Desde 1984
Polícia
25 de Setembro de 2020
Polícia Civil e Vigilância em Saúde fecham fábrica de produtos de limpeza em Monlevade
DivulgaçãoPCMG
A Polícia Civil desencadeou nesta quinta-feira (24) uma operação contra a produção clandestina de produtos de limpeza em João Monlevade. Equipes da PC compareceram à sede da Empresa Brilharte Comércio Atacadista de Produtos de Limpeza Ltda., no bairro José de Alencar, para cumprir um mandado de busca e apreensão. Fiscais da Vigilância em Saúde da Prefeitura acompanharam a ação.

A empresa foi alvo de investigações sobre eventuais violações ao artigo 273 do Código Penal, que proíbe qualquer “falsificação, corrupção, adulteração ou alteração de produto destinado a fins terapêuticos ou medicinais”, práticas que podem render entre 10 e 15 anos de prisão em caso de condenação judicial. As investigações da Polícia Civil apontaram para várias irregularidades, como frascos de álcool em gel já prontos para venda em que constava o nome do químico responsável, profissional que a Brilharte não possui. Não havia autorização da Agência Nacional de Vigilância Sanitária (Anvisa) para produção de vários itens, e há suspeitas de que elementos tóxicos eram armazenados de forma irregular, o ambiente era insalubre, o meio ambiente era poluído e compostos químicos eram derramados na rede pluvial. Crimes contra o consumidor também são apurados.

Por conta disso, o local foi interditado pela Vigilância em Saúde e lacrado pela Polícia Civil para posterior averiguação de crimes ambientais, e um dos donos foi autuado e preso em flagrante. Na delegacia, ele optou por não prestar depoimento, falando apenas na presença de um juiz sob a assistência de seu advogado. A delegada responsável pela operação, Monique Morais Bicalho, orienta a lojistas e consumidores que adquiriram produtos da Brilharte a os entregarem na Vigilância Sanitária ou na Polícia Civil, pois além de fabricados irregularmente, esses itens podem representar risco à saúde. Segundo ela, o nome da empresa está sendo divulgado justamente por se tratar de uma questão de saúde pública.

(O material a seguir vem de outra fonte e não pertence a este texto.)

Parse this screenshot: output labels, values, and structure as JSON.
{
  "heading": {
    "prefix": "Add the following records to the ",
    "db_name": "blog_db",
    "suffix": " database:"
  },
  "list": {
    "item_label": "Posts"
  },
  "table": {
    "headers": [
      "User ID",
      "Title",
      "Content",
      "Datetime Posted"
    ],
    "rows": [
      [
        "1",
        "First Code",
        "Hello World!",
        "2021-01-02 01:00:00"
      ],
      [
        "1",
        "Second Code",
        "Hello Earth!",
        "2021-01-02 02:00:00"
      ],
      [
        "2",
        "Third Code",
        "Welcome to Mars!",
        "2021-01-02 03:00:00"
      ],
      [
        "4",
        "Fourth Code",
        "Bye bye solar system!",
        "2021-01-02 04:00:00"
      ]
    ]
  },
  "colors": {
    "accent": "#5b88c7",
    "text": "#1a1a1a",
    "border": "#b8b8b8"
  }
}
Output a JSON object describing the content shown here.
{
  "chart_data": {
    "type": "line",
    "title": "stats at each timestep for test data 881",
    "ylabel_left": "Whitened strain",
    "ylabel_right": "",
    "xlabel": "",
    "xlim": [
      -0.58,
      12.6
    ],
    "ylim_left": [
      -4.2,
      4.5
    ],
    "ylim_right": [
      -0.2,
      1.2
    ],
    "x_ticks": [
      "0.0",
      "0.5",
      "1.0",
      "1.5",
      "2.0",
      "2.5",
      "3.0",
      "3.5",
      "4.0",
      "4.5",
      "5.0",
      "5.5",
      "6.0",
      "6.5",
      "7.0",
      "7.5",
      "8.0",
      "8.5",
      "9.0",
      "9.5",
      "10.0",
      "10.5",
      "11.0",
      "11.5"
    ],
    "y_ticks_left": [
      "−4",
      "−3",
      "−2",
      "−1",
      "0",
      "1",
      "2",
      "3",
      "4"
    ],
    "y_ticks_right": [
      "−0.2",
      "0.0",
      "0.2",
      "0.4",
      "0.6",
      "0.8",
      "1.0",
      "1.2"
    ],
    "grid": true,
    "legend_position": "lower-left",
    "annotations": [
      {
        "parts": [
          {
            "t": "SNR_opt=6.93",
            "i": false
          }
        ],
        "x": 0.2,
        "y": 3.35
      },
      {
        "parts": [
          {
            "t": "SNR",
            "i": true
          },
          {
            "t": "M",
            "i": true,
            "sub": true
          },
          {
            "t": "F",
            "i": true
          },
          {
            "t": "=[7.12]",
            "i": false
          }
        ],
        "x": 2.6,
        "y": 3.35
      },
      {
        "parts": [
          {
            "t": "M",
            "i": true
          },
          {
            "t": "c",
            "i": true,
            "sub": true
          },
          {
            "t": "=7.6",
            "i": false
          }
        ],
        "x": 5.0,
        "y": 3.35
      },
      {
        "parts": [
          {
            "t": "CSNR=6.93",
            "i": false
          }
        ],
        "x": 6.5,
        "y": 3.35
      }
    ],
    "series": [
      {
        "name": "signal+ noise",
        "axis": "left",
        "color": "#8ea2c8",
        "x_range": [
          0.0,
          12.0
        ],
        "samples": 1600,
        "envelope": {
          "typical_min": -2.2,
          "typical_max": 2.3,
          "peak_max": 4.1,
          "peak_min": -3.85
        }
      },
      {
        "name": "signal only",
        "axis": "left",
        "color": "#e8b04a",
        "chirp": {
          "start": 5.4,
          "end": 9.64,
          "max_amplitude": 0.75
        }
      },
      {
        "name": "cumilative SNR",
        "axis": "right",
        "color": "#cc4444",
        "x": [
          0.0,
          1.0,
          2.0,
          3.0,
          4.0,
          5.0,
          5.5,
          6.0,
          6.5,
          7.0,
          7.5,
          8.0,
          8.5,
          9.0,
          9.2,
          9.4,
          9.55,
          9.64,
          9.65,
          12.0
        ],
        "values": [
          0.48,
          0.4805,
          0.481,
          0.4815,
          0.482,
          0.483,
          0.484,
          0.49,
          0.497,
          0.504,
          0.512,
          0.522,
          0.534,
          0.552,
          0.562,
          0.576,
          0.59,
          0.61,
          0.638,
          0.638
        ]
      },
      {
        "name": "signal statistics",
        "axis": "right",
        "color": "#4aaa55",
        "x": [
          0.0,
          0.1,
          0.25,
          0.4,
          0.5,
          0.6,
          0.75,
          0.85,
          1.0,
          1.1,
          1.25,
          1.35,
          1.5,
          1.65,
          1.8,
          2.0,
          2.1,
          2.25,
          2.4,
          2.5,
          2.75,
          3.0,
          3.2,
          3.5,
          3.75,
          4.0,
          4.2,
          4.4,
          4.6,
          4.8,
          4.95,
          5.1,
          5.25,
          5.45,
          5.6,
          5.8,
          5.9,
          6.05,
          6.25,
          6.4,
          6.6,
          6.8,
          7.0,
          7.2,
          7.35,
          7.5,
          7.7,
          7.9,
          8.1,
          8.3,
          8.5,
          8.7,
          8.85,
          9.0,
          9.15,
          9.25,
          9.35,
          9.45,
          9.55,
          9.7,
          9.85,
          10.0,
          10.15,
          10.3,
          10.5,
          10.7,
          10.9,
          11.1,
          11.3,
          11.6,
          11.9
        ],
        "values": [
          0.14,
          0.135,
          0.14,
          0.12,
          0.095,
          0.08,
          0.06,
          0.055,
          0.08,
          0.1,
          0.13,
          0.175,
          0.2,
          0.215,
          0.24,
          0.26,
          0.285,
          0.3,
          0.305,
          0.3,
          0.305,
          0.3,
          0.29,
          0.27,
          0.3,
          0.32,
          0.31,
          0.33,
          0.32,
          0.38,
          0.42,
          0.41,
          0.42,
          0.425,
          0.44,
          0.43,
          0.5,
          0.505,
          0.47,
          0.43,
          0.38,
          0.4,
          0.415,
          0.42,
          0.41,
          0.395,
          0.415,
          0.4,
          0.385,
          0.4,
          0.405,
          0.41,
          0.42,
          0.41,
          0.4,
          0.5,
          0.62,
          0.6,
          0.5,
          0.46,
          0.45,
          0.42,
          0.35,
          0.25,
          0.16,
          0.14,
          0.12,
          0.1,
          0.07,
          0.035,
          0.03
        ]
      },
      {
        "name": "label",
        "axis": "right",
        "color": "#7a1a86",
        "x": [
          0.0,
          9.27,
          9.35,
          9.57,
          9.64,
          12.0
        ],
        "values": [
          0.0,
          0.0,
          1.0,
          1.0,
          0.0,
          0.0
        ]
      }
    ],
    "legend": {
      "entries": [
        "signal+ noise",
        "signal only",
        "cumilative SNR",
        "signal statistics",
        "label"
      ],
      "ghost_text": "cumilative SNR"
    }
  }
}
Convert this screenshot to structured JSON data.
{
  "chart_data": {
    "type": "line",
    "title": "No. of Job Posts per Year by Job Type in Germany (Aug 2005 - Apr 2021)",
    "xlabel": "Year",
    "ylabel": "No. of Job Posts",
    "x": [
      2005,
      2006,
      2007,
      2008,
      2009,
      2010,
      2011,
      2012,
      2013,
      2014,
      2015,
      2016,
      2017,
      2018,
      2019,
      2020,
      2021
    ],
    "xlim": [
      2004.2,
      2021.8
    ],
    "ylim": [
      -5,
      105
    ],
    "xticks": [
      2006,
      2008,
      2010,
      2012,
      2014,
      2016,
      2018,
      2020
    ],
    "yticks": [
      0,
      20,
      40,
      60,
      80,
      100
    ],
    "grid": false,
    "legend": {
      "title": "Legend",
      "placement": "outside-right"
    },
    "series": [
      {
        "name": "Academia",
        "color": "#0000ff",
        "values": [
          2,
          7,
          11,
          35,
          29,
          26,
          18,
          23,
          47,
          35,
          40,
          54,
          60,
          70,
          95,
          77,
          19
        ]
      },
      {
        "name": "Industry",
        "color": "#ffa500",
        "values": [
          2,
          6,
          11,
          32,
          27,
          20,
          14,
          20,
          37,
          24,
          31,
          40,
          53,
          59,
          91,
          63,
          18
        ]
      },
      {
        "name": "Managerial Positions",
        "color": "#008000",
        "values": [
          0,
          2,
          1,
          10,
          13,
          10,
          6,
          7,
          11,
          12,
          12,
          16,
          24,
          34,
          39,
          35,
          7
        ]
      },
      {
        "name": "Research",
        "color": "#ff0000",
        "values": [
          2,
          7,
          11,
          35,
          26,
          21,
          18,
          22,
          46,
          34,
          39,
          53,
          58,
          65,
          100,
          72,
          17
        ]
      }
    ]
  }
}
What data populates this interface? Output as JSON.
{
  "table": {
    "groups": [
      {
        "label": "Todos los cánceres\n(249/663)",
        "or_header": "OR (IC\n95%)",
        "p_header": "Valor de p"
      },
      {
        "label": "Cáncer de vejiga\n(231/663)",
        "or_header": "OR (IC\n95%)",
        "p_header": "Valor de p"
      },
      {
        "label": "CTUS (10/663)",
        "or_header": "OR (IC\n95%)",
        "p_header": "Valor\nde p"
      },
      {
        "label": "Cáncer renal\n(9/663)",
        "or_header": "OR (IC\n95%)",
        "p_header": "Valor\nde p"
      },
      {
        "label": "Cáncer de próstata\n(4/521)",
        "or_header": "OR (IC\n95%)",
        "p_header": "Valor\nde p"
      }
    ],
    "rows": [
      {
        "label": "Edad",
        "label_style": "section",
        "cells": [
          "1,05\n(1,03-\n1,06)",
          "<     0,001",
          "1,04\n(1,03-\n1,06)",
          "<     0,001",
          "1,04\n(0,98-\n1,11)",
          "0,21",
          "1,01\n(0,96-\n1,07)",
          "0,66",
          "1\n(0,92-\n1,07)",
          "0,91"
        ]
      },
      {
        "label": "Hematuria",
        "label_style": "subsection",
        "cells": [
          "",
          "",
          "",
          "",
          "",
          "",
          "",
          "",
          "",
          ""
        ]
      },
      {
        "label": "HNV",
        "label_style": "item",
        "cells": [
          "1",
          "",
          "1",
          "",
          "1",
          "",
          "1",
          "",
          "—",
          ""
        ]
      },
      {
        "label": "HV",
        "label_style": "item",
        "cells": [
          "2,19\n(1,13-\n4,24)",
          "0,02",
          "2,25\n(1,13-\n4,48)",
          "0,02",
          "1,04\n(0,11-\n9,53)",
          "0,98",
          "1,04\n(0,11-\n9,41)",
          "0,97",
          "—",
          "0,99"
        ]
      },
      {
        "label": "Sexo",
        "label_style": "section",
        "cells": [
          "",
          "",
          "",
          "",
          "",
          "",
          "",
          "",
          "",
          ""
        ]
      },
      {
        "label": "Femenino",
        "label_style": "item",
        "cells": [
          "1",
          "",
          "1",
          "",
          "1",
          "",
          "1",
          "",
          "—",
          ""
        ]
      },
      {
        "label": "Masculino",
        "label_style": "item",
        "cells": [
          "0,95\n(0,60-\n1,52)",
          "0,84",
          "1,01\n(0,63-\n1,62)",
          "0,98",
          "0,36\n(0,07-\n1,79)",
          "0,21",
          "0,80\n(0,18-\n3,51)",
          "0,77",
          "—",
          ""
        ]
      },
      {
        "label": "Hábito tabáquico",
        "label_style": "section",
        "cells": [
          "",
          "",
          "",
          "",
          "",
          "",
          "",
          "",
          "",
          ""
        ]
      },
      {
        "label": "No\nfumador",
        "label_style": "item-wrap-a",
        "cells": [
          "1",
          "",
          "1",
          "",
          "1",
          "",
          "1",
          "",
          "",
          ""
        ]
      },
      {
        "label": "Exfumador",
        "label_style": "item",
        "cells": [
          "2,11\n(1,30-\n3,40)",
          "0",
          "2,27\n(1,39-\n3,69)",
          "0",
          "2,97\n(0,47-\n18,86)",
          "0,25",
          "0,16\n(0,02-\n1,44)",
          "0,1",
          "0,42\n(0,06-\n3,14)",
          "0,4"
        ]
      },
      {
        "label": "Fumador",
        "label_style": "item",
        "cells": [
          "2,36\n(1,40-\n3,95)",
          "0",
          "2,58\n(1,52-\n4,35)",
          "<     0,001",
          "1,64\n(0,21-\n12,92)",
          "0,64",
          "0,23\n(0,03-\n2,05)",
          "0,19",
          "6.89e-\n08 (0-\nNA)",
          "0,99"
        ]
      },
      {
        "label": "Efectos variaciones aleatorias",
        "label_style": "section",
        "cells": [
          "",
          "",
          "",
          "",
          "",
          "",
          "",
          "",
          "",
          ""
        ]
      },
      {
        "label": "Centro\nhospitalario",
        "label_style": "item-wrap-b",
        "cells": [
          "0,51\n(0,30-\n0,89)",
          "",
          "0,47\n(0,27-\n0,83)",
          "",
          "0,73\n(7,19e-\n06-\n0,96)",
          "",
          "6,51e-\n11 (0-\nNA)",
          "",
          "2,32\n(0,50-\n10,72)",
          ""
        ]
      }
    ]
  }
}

Além da delegada Monique, participaram da operação os escrivães de polícia Cláudia Geralda Cota Araújo e Flávio Ponciano Martins; os peritos criminais Margareth Carvalho Leão e Erika Sthefanie Sampaio Justino; os investigadores de polícia Tatiani Aparecida de Freitas Mello, Admilson Dias Ribeiro e Matheus Gelmini Albano Ramos. Pela Vigilância Sanitária, participaram as fiscais Tayara Gérsica Miranda e Cláudia Marília Xavier Santos.